Die Top-Ansetzung des Viertelfinales ist zweifellos das Duell zwischen dem letzten noch ungeschlagenen Team, Big Ten Champion Oregon, und Ohio State im Rose Bowl in Pasadena. Es ist, ohne die übrigen Viertelfinalisten gering schätzen zu wollen, das vorweggenommene Endspiel. Die Beiden hatten in der Regular Season bereits gegeneinander gespielt und dabei eines der besten Spiele dieser Saison abgeliefert. Damals siegte Oregon, vor heimischem Publikum, mit 32:31, aber genauso gut hätte auch Ohio State gewinnen können, aus Sicht der Buckeyes-Fans sogar müssen. In der Neuauflage auf dieses Mal neutralem Boden ist deshalb nicht Oregon favorisiert sondern Ohio State, vor allem wenn die Buckeyes so auftreten wie beim 42:17-Sieg gegen Tennessee in der ersten Runde der Playoffs. Im Gegensatz zur Heimniederlage gegen Michigan am 30. November, als das Team vor allem auf Risikovermeidung gesetzt hatte und für seine verhaltene, fast ängstliche Spielweise bestraft wurde, nutzten sie gegen die Volunteers ihr Offensiv-Potenzial, vor allem im Passspiel, voll aus und spielten den Gegner schon im ersten Viertel in Grund und Boden. Gegen Oregon wird man genauso weitermachen müssen. Im Fokus werden die beiden Offenses mit ihrem Big-Play-Potenzial stehen, den Unterschied wird am Ende aber vielleicht die Defensive machen. Priorität hat für Beide, viel Druck auf den gegnerischen Quarterback zu machen. Auch ein Receiver-Super-Talent wie Ohio States Jeremiah Smith kann seine Gefährlichkeit nur dann voll entfalten, wenn er oft genug gut angespielt werden kann. Das Team, das in diesem Punkt besser ist, wird diese Partie wahrscheinlich gewinnen.

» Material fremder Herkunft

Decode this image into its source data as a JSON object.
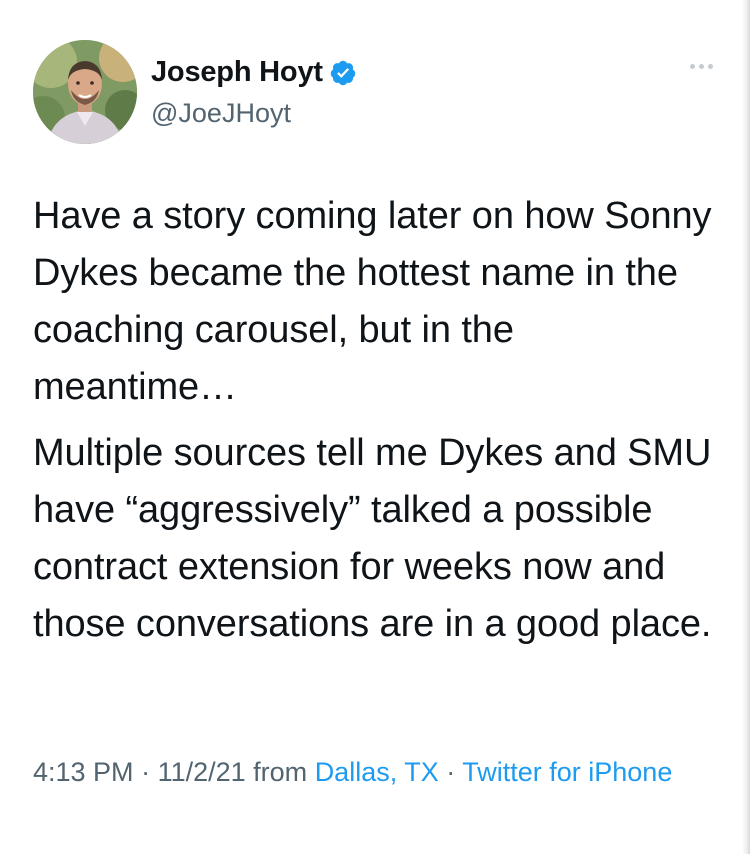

Die zweite hochkarätige Ansetzung, zumindest von den Namen und dem "Standing" der Gegner her betrachtet, ist das Spiel Notre Dame gegen SEC Champion Georgia im Sugar Bowl in New Orleans, mit dem das Viertelfinale beendet wird. Das Spiel wird allerdings vielleicht weniger hochklassig als man es ursprünglich erwartet hätte, weil Georgia ohne Stamm-Quarterback Carson Beck antreten muss, der sich im SEC Championship Game gegen Texas verletzt hatte und für die Playoffs ausfällt. Das wird den Angriff gewiss schwächen, zumal Becks Ersatzmann Gunner Stockton einer der besten Defenses dieser Spielzeit gegenüber stehen wird. Notre Dame, das sich im ersten Playoffspiel gegen Indiana klarer durchesetzt hatte, als es das Endergebnis von 27:17 vermuten lässt, wird also von Beginn an voll darauf setzen (müssen), ihn ständig unter Druck zu setzen und zu Fehlern zu zwingen. Georgia wird versuchen, den Druck mit erfolgreichen Läufen von RB Trevor Etienne, der nach wochenlanger Verletzungspause im SEC Championship Game wieder mitmischen konnte, zu kontern. Die bessere Defense spricht für Notre Dame, auch wenn den Fighting Irish ebenfalls ein wichter Spieler, DE Rylie Mills, wegen einer Verletzung fehlen wird, vor allem dann, wenn es ein Spiel mit eher weniger Punkten wird.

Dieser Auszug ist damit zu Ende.